The Business of Play
So emergence lets us use the underlying mechanics of the game itself to drive discovery, increase player life expectancy, and reduce development expense. That’s a much better approach to long term sustainability than optimizing LTV > CPA and trying to re-capture players in another game when they churn out. In fact, emergence allows us to re-think core assumptions about how we make games.
Our industry is in the business of selling experiences through play. Traditional game companies make products with a finite life, and they offer players more play by creating new products. This approach comes with some inherent problems:
- A short product life cycle means the threshold for success is high. You need a large audience to return enough revenue to cover expenses, which in turn drives up customer acquisition costs.

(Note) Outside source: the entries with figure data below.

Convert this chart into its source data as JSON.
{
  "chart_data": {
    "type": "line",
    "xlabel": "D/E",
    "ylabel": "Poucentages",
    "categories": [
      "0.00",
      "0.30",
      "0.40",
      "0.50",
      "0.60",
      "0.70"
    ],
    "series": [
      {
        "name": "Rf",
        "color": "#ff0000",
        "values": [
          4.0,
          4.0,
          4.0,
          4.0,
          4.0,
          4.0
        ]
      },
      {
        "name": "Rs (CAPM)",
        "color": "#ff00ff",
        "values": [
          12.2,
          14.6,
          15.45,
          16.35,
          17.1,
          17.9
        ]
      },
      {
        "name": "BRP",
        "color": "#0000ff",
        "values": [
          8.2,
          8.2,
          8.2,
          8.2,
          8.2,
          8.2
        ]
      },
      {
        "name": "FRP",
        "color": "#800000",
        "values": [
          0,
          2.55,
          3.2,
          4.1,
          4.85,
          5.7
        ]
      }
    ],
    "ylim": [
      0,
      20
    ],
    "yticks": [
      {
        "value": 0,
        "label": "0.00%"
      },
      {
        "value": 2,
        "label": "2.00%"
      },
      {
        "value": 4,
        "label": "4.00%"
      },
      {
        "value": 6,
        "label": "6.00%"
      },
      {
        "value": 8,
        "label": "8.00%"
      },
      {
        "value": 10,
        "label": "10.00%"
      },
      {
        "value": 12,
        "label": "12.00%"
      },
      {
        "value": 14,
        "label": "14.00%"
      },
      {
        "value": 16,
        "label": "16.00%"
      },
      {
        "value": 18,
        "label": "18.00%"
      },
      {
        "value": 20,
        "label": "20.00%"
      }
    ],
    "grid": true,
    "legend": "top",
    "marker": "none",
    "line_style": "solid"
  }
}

- It’s very difficult to find this level of repeat success, so companies use portfolio strategies to offset risk. This raises the success mark even higher, since now a few hits have to cover a bunch of duds.
- Milking the hits you do find can help, but sequels only take you so far (see Eidos and Tomb Raider as one of many examples). These product lines get tired over time, due in part to the small possibility space that offers little in the way of new play.
This is what we call a hit-driven business, because if you fail to keep making hits, you die.
With emergence, you offer players more play in the same product. There is more play in one emergent game than in 100 traditional games. I’m being arbitrary with that ratio, but my point is that the possibility space is so large players never run out of interesting things to do. As a result:
- These games last forever. A long product life cycle requires a smaller audience to generate the same return, thereby reducing customer acquisition costs and making less competitive niche genres viable.
- With a long product life and a large possibility space, you have a lot of flexibility to adapt your product. You take multiple shots on goal with one game, not many. That’s less expensive than building new products until one hits.
- Games of this type stay fresh for a very long time — there’s less risk of player attrition due to product exhaustion, and there’s no need for sequels.
You have to re-prioritize many of the metrics we use for evaluating success if you’re going to build products this way, but if you’re willing to take the long view emergence can get you out of the high risk hits business and into a safer, more sustainable model for making games.